Aside from the fitness benefit, running is a great way to relieve stress, and I do some of my best thinking on the run. Most of all, it helps me feel close to my little sister, who can no longer run because of her disease. During my blindfolded half marathon, I ran untethered several times, and I never felt closer to Taylor than during those stretches. I imagined her next to me, healthy, her legs in sync with mine, her voice dancing on the wind, her eyes drinking in the earth.

The Dying of the Light

Published: July 7, 2014 ~ 4

By Laura Edwards

My grandparents used to have a beach house on Oak Island, a finger of land at the southern tip of North Carolina. Nearly every summer, we spent the Fourth of July week on the island; on the Fourth, we packed a huge picnic, piled into cars, drove across the Intracoastal Waterway and into Southport, a charming town raised where the Cape Fear River meets the Atlantic Ocean.

Before reaching the waterfront park, as if we didn’t already have enough food, we stopped at Hardee’s for a southern feast of fried chicken and biscuits and mashed potatoes and gravy and sugary sweet tea.

At the water’s edge, we spread our blankets on the short-clipped grass and stretched out to fill our bellies under a hazy blue sky while the boats drifted by.

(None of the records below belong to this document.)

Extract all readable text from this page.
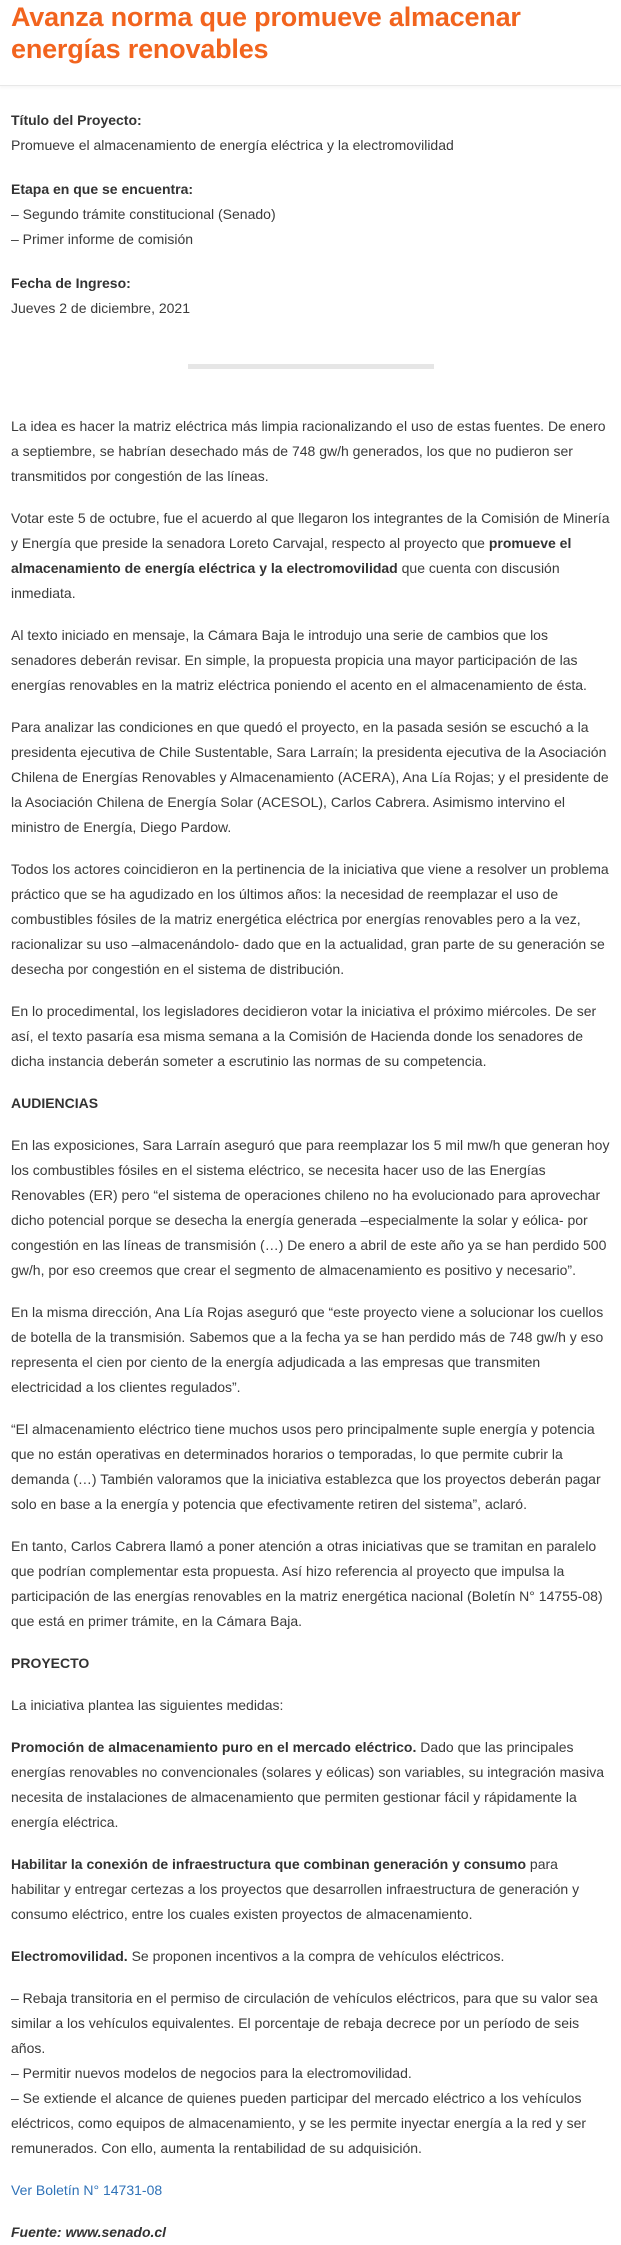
Avanza norma que promueve almacenar energías renovables

Título del Proyecto:

Promueve el almacenamiento de energía eléctrica y la electromovilidad

Etapa en que se encuentra:

– Segundo trámite constitucional (Senado)

– Primer informe de comisión

Fecha de Ingreso:

Jueves 2 de diciembre, 2021

La idea es hacer la matriz eléctrica más limpia racionalizando el uso de estas fuentes. De enero a septiembre, se habrían desechado más de 748 gw/h generados, los que no pudieron ser transmitidos por congestión de las líneas.

Votar este 5 de octubre, fue el acuerdo al que llegaron los integrantes de la Comisión de Minería y Energía que preside la senadora Loreto Carvajal, respecto al proyecto que promueve el almacenamiento de energía eléctrica y la electromovilidad que cuenta con discusión inmediata.

Al texto iniciado en mensaje, la Cámara Baja le introdujo una serie de cambios que los senadores deberán revisar. En simple, la propuesta propicia una mayor participación de las energías renovables en la matriz eléctrica poniendo el acento en el almacenamiento de ésta.

Para analizar las condiciones en que quedó el proyecto, en la pasada sesión se escuchó a la presidenta ejecutiva de Chile Sustentable, Sara Larraín; la presidenta ejecutiva de la Asociación Chilena de Energías Renovables y Almacenamiento (ACERA), Ana Lía Rojas; y el presidente de la Asociación Chilena de Energía Solar (ACESOL), Carlos Cabrera. Asimismo intervino el ministro de Energía, Diego Pardow.

Todos los actores coincidieron en la pertinencia de la iniciativa que viene a resolver un problema práctico que se ha agudizado en los últimos años: la necesidad de reemplazar el uso de combustibles fósiles de la matriz energética eléctrica por energías renovables pero a la vez, racionalizar su uso –almacenándolo- dado que en la actualidad, gran parte de su generación se desecha por congestión en el sistema de distribución.

En lo procedimental, los legisladores decidieron votar la iniciativa el próximo miércoles. De ser así, el texto pasaría esa misma semana a la Comisión de Hacienda donde los senadores de dicha instancia deberán someter a escrutinio las normas de su competencia.

AUDIENCIAS

En las exposiciones, Sara Larraín aseguró que para reemplazar los 5 mil mw/h que generan hoy los combustibles fósiles en el sistema eléctrico, se necesita hacer uso de las Energías Renovables (ER) pero “el sistema de operaciones chileno no ha evolucionado para aprovechar dicho potencial porque se desecha la energía generada –especialmente la solar y eólica- por congestión en las líneas de transmisión (…) De enero a abril de este año ya se han perdido 500 gw/h, por eso creemos que crear el segmento de almacenamiento es positivo y necesario”.

En la misma dirección, Ana Lía Rojas aseguró que “este proyecto viene a solucionar los cuellos de botella de la transmisión. Sabemos que a la fecha ya se han perdido más de 748 gw/h y eso representa el cien por ciento de la energía adjudicada a las empresas que transmiten electricidad a los clientes regulados”.

“El almacenamiento eléctrico tiene muchos usos pero principalmente suple energía y potencia que no están operativas en determinados horarios o temporadas, lo que permite cubrir la demanda (…) También valoramos que la iniciativa establezca que los proyectos deberán pagar solo en base a la energía y potencia que efectivamente retiren del sistema”, aclaró.

En tanto, Carlos Cabrera llamó a poner atención a otras iniciativas que se tramitan en paralelo que podrían complementar esta propuesta. Así hizo referencia al proyecto que impulsa la participación de las energías renovables en la matriz energética nacional (Boletín N° 14755-08) que está en primer trámite, en la Cámara Baja.

PROYECTO

La iniciativa plantea las siguientes medidas:

Promoción de almacenamiento puro en el mercado eléctrico. Dado que las principales energías renovables no convencionales (solares y eólicas) son variables, su integración masiva necesita de instalaciones de almacenamiento que permiten gestionar fácil y rápidamente la energía eléctrica.

Habilitar la conexión de infraestructura que combinan generación y consumo para habilitar y entregar certezas a los proyectos que desarrollen infraestructura de generación y consumo eléctrico, entre los cuales existen proyectos de almacenamiento.

Electromovilidad. Se proponen incentivos a la compra de vehículos eléctricos.

– Rebaja transitoria en el permiso de circulación de vehículos eléctricos, para que su valor sea similar a los vehículos equivalentes. El porcentaje de rebaja decrece por un período de seis años.

– Permitir nuevos modelos de negocios para la electromovilidad.

– Se extiende el alcance de quienes pueden participar del mercado eléctrico a los vehículos eléctricos, como equipos de almacenamiento, y se les permite inyectar energía a la red y ser remunerados. Con ello, aumenta la rentabilidad de su adquisición.

Ver Boletín N° 14731-08

Fuente: www.senado.cl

As the evening wore on, the lawn filled. My brother and I danced through the blankets and chairs clutching soft dollar bills from my Grandma Kathryn. We bought snow cones and glow-necklaces at the pier before the summer sun disappeared and the fireworks lit up the sky.

Time changes us all.

My grandparents had to sell the beach house around the time Taylor was born; it’s been many years since I last saw the Cape Fear River sky lit up by sparkling streaks of red, blue, green, purple, orange, yellow, silver and gold. My grandmother fought a brave battle against Lewy body dementia, but Lewy body dementia always wins; we said goodbye to her on Christmas Day 2012. And my sister, whose bright eyes used to drink in the world and all its beauty, lives in a world of darkness.

This Fourth of July, John and I invited family and friends to our house to eat burgers and brats and watch the World Cup. Toward the end of the afternoon, my parents and Taylor appeared at the door. My sister has, thankfully, gained weight since her scary stint in the hospital. She looked pretty in her cotton dress, perfect for a summer cookout. She couldn’t eat with us.

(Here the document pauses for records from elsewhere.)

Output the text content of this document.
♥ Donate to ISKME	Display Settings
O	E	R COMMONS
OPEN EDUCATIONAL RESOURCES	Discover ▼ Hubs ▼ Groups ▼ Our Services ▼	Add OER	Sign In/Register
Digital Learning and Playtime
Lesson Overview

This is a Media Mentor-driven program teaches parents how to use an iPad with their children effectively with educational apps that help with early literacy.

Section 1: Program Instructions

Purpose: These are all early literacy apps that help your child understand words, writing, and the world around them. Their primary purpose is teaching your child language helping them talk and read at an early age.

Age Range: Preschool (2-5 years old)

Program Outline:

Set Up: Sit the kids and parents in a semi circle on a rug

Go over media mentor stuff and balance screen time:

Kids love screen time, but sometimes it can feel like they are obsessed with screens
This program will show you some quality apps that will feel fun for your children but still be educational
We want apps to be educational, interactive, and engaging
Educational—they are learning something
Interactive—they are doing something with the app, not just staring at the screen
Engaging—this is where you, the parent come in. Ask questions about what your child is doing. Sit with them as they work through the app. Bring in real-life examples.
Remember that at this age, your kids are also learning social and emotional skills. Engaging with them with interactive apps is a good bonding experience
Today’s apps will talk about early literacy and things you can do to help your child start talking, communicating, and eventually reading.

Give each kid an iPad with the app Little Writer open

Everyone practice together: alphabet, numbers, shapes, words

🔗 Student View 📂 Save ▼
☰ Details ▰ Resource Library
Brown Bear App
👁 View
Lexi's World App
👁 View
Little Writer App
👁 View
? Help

After everyone left and the kitchen was clean, John and I piled into the back of my parents’ car and went uptown with them to find a parking lot where we could watch the fireworks shot off from the minor league baseball stadium. The home team’s pitching staff isn’t very good, and the game ran late. We sat in our folding chairs for a long while and talked while we waited for the show. It was unseasonably cool and felt nice, but I missed the salt breeze on my face and the aroma of my Papa Jerry’s bucket of fried chicken, even though I never ate it.

Finally, the fireworks began. I watched in silence next to my sister’s wheelchair. I remembered our own private fireworks show in Mom and Dad’s driveway just two years earlier. That night, Taylor sat in a golf chair and clapped each time Dad shot a Roman candle or bottle rocket into the night. As they exploded over the front yard, I called out the colors, one by one, to my blind sister.

Taylor didn’t clap for the fireworks this time. Instead, I held her hand in its soft purple brace. As the show ended, I savored the warmth of her touch, and I watched the dying of the light.